NBC will leverage NDI, HDR, ST 2110 and REMI workflows for 2024 Olympics
Bob Kovacs, former Technology Editor for TV Tech recently wrote an article for TV Technology "NBC Rises to the Tech Challenges of the 2024 Olympics." Kovacs highlights how NBC will leverage NDI, HDR, ST 2110 and REMI workflows to broadcast the 2024 Olympics.
According to Darryl Jefferson, senior vice president of engineering and technology for NBC Olympics and Sports, NBC, the official U.S. broadcaster for the Olympic games has been working for almost two years in both Paris & the NBC Sports Hub in Stamford, Connecticut to ensure a broadcast that is swifter, higher and stronger.
This will be Jefferson’s first games as head of NBC Olympics’ tech operations. Jefferson has been with NBC Olympics since 2008 in Post Production and Asset Management teams.
"We started design and peer review about 20 months ago, with build, configure and test in our integration facility. We tested video paths, workflows, delivery mechanisms and failure modes all before items shipped out. We ship gear mostly pre-configured, pre-installed, and pre-tested, for both speed of deployment and for peace of mind."
Darryl Jefferson
The Broadcast is going to be complex, with numerous venues and the the need to integrate feeds from the primary Olympics video system. There are a lot of moving parts. Their goal is for viewers to experience a seamless broadcast. So seamless viewers won't notice that many of the on-air talent is in Stamford, while the bustle is happening in Paris.
"The biggest leap is splitting large parts of our team between Paris and Stamford. Transporting large quantities of cameras, effects gear and studios full of equipment all the way home has historically not been financially viable. In some cases, the latency was unacceptable. That split approach allows us to cover more sports with fewer total people traveling than just a few Games ago."
Darryl Jefferson
(Image credit: NBC)
NBC Is prepared to give the viewers a seamless broadcast with the revolution in connectivity and capability.
"With new tools, robust networks, capacity with cloud infrastructure, and the ability to approach signal transport differently, there exists a whole host of new options today"
Darryl Jefferson
The Oylmpics will be broadcasted in 4K/HDR and 5.1.4 immersive audio. Jefferson says "It may be a tie between getting HDR support everywhere we may need it, and the large cut over to support IP in many places. Although we’ve had important experience with both, there exist so many devices, solutions, vendors and third parties that do not support wide color gamut today, or equipment through which color information doesn’t survive."

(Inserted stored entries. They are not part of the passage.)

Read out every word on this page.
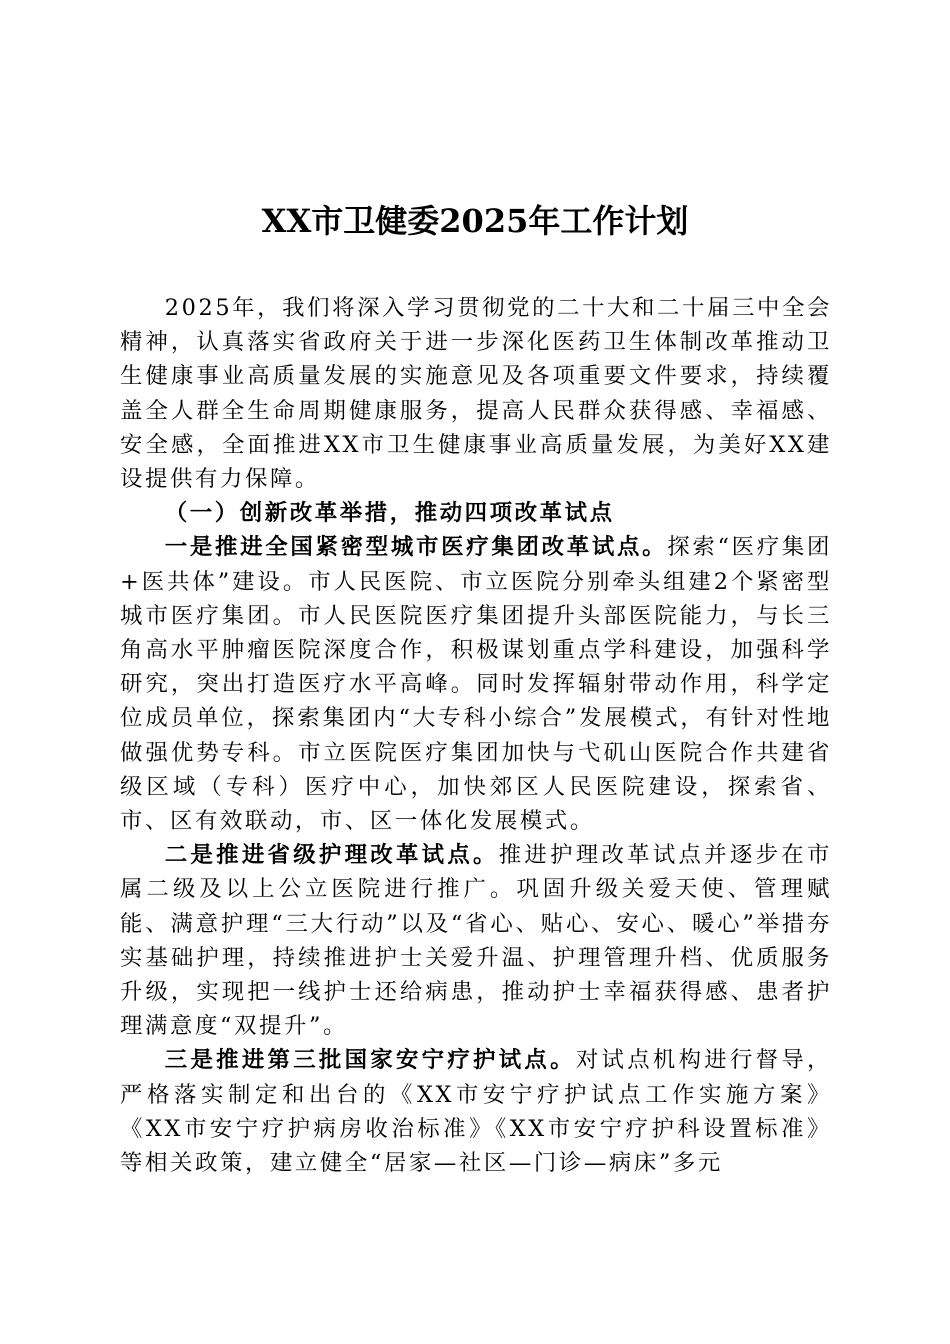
XX市卫健委2025年工作计划

2025年，我们将深入学习贯彻党的二十大和二十届三中全会精神，认真落实省政府关于进一步深化医药卫生体制改革推动卫生健康事业高质量发展的实施意见及各项重要文件要求，持续覆盖全人群全生命周期健康服务，提高人民群众获得感、幸福感、安全感，全面推进XX市卫生健康事业高质量发展，为美好XX建设提供有力保障。

（一）创新改革举措，推动四项改革试点

一是推进全国紧密型城市医疗集团改革试点。探索“医疗集团+医共体”建设。市人民医院、市立医院分别牵头组建2个紧密型城市医疗集团。市人民医院医疗集团提升头部医院能力，与长三角高水平肿瘤医院深度合作，积极谋划重点学科建设，加强科学研究，突出打造医疗水平高峰。同时发挥辐射带动作用，科学定位成员单位，探索集团内“大专科小综合”发展模式，有针对性地做强优势专科。市立医院医疗集团加快与弋矶山医院合作共建省级区域（专科）医疗中心，加快郊区人民医院建设，探索省、市、区有效联动，市、区一体化发展模式。

二是推进省级护理改革试点。推进护理改革试点并逐步在市属二级及以上公立医院进行推广。巩固升级关爱天使、管理赋能、满意护理“三大行动”以及“省心、贴心、安心、暖心”举措夯实基础护理，持续推进护士关爱升温、护理管理升档、优质服务升级，实现把一线护士还给病患，推动护士幸福获得感、患者护理满意度“双提升”。

三是推进第三批国家安宁疗护试点。对试点机构进行督导，严格落实制定和出台的《XX市安宁疗护试点工作实施方案》《XX市安宁疗护病房收治标准》《XX市安宁疗护科设置标准》等相关政策，建立健全“居家—社区—门诊—病床”多元
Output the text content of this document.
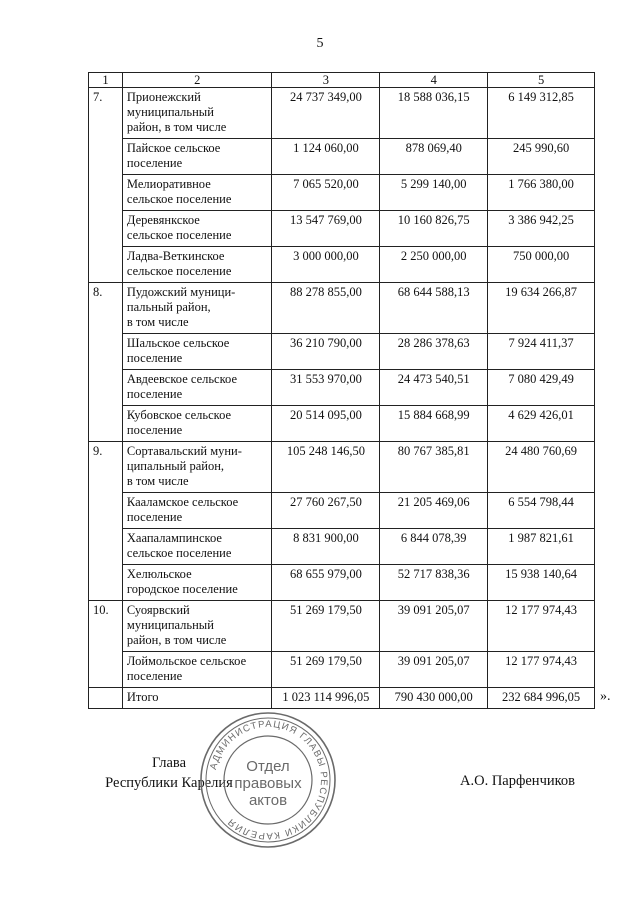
5
1	2	3	4	5
7.	Прионежский
муниципальный
район, в том числе	24 737 349,00	18 588 036,15	6 149 312,85

	Пайское сельское
поселение	1 124 060,00	878 069,40	245 990,60

	Мелиоративное
сельское поселение	7 065 520,00	5 299 140,00	1 766 380,00

	Деревянкское
сельское поселение	13 547 769,00	10 160 826,75	3 386 942,25

	Ладва-Веткинское
сельское поселение	3 000 000,00	2 250 000,00	750 000,00
8.	Пудожский муници-
пальный район,
в том числе	88 278 855,00	68 644 588,13	19 634 266,87

	Шальское сельское
поселение	36 210 790,00	28 286 378,63	7 924 411,37

	Авдеевское сельское
поселение	31 553 970,00	24 473 540,51	7 080 429,49

	Кубовское сельское
поселение	20 514 095,00	15 884 668,99	4 629 426,01
9.	Сортавальский муни-
ципальный район,
в том числе	105 248 146,50	80 767 385,81	24 480 760,69

	Кааламское сельское
поселение	27 760 267,50	21 205 469,06	6 554 798,44

	Хаапалампинское
сельское поселение	8 831 900,00	6 844 078,39	1 987 821,61

	Хелюльское
городское поселение	68 655 979,00	52 717 838,36	15 938 140,64
10.	Суоярвский
муниципальный
район, в том числе	51 269 179,50	39 091 205,07	12 177 974,43

	Лоймольское сельское
поселение	51 269 179,50	39 091 205,07	12 177 974,43
	Итого	1 023 114 996,05	790 430 000,00	232 684 996,05 ».
Глава
Республики Карелия
АДМИНИСТРАЦИЯ ГЛАВЫ РЕСПУБЛИКИ КАРЕЛИЯ
Отдел
правовых
актов
А.О. Парфенчиков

One of NBC's most basic decisions assembling a system of this size is where to use the SMPTE ST 2110 IP video standard and where to use the older SMPTE SDI standard. "We have a healthy mixture of both, but are about 60% ST 2110 handoff, venue and core orchestration,” Jefferson said. “In some cases, we support both formats within a Tech Center, or gateway translation to convert one to the other. Fortunately, we have spent the last few Games [since Tokyo] making the transition over time, and certainly learning all the lessons.”
In addition to SDI and ST 2110, NBC is also using some NDI. “We are using NDI in some areas, specifically NDI v6, with support of HDR and enhanced audio,” Jefferson said.
"We have a whole trove of new technology, some of which is well behind the camera [ST 2110 and Dante, HDR and ATMOS everywhere], new encoding mezzanine formats, and also a good deal of enhancements to bring viewers further behind the scenes. Backstage cameras, audio from coaches, cameras in the stands with families, even biometrics on family and coaches. The goal of all this technology is to bring more elements of storytelling around each athlete’s journey."